Siehe 1.Petr. 5,1-3, Beispiel aus Apg.20.17.28, Revidierte Elberfelder Übersetzung:
Von Milet aber sandte er nach Ephesus und rief die Ältesten (griech. presbyteros) der Gemeinde herüber. …. (V.17)
(Er sprach zu ihnen …) „Habt acht auf euch selbst und auf die ganze Herde (griech. poimnion), in welcher der Heilige Geist euch als Aufseher (griech. episkopos) eingesetzt hat, die Gemeinde Gottes zu hüten (= hirten - griech. poimaino) (V. 28). Paulus benutzt hier die Worte Ältester, Aufseher und Hirte und meint doch dieselbe Person.

In der nachapostolischen Zeit gerieten die Ältesten und Verantwortlichen der Gemeinden immer mehr unter Druck. Die Autorität der Apostel stand nicht mehr zur Verfügung, Irrlehren und Schwärmertum breiteten sich aus und die Wiederkunft Jesu hatte sich noch immer nicht ereignet. Um die Gemeinden zu schützen und die nächsten Jahrzehnte abzusichern musste eine solide Gemeindeordnung geschaffen werden. Etwa um 100 n. Chr. gelang es Clemens von Rom und Ignatius von Antiochien, die Gemeinde davon zu überzeugen, dass es besser sei, einen Leiter unter den Ältesten zu haben, der als Bischof die Stellvertretung Gottes für die Gemeinde übernimmt.

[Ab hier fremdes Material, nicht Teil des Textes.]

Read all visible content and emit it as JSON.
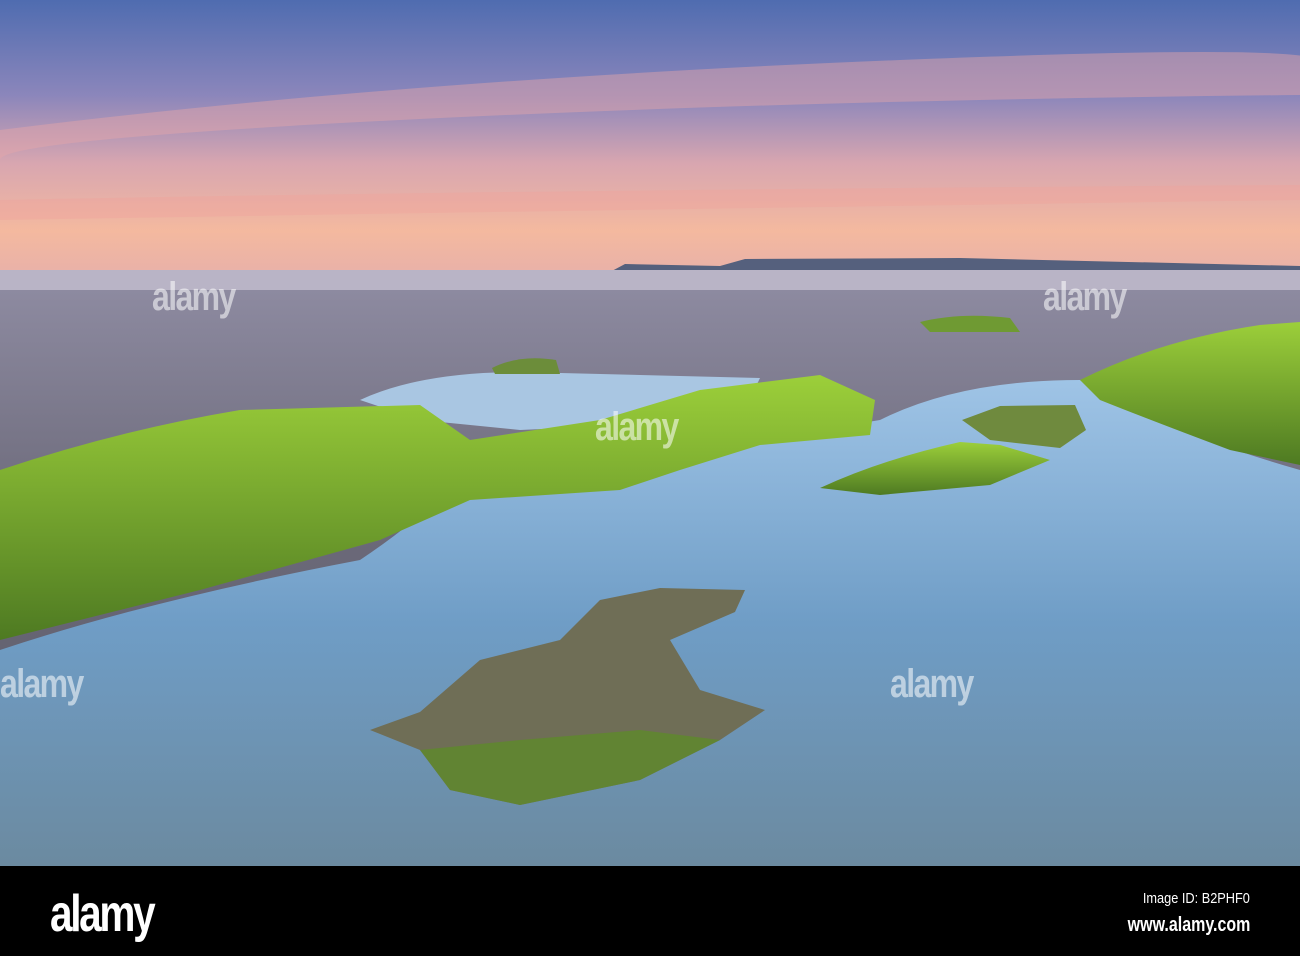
{
  "photo": {
    "subject": "tide pools with green seaweed-covered rocks on sandy beach at sunset",
    "colors": {
      "sky_top": "#5a74b6",
      "sky_glow": "#f2b7a0",
      "sand": "#6f6f80",
      "water": "#7fa9cc",
      "moss": "#7fae2a"
    }
  },
  "watermark": {
    "text": "alamy"
  },
  "footer": {
    "logo": "alamy",
    "image_id": "Image ID: B2PHF0",
    "url": "www.alamy.com"
  }
}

Damit wurde eine entscheidende Weiche gestellt, durch welche die junge Gemeinde auf den Weg der Institution geführt wurde. Folge davon war die Ausbildung einer Kirchenhierarchie und das Entstehen des Kirchenrechts. Die kirchlichen Ämter waren entstanden – der erste Leiter der Gemeinde wurde Episkopos (Bischof, Aufseher) genannt, die ihm untergeordneten Ältesten waren die Presbyteros (Älteste, Presbyter  Priester), und danach kamen die Diakonos (Diakon = Diener, Bote). Der Bischof war zunächst der Leiter der Gemeinde, unterstützt wurde er von den Priestern und Diakonen. Aus dieser ersten dreistufigen Hierarchie entwickelte sich bis etwa 200 n. Chr. eine vier- , fünf- und sechsstufige: Die örtlichen Bischöfe übernahmen zunehmend die Aufsicht für andere Gemeinden, die aus ihnen entstanden waren, oder sich ihnen angeschlossen hatten. In solchen Fällen wurde eine Person aus der Gruppe der Presbyter als „Priester“ für die Gemeinde bestimmt, er wurde zum Vertreter des Bischofs in der Gemeinde. Der neue Bischoftyp war jetzt nicht mehr lokal tätig, er wurde zum Leiter eines größeren Verwaltungsbezirkes (= Bistum, Diözese). Dieser Bezirk war angepasst an die politische und soziale Struktur des Römischen Reiches, er umfasste meist eine größere Stadt und die umliegenden Dörfer. In jeder römischen Provinz gab es mehrere solcher Diözesen, die später in „Erzdiözesen“ zusammengefasst wurden und von ranghöheren Metropolitan- Bischof beaufsichtigt wurden. Am Anfang des 4. Jahrhunderts treten dann in Rom, Alexandria und Antiochia so genannte Patriarchen (Obermetropoliten) mit hoher Entscheidungskompetenz auf. Später kamen die Patriarchate in Jerusalem (451) und Konstantinopel dazu.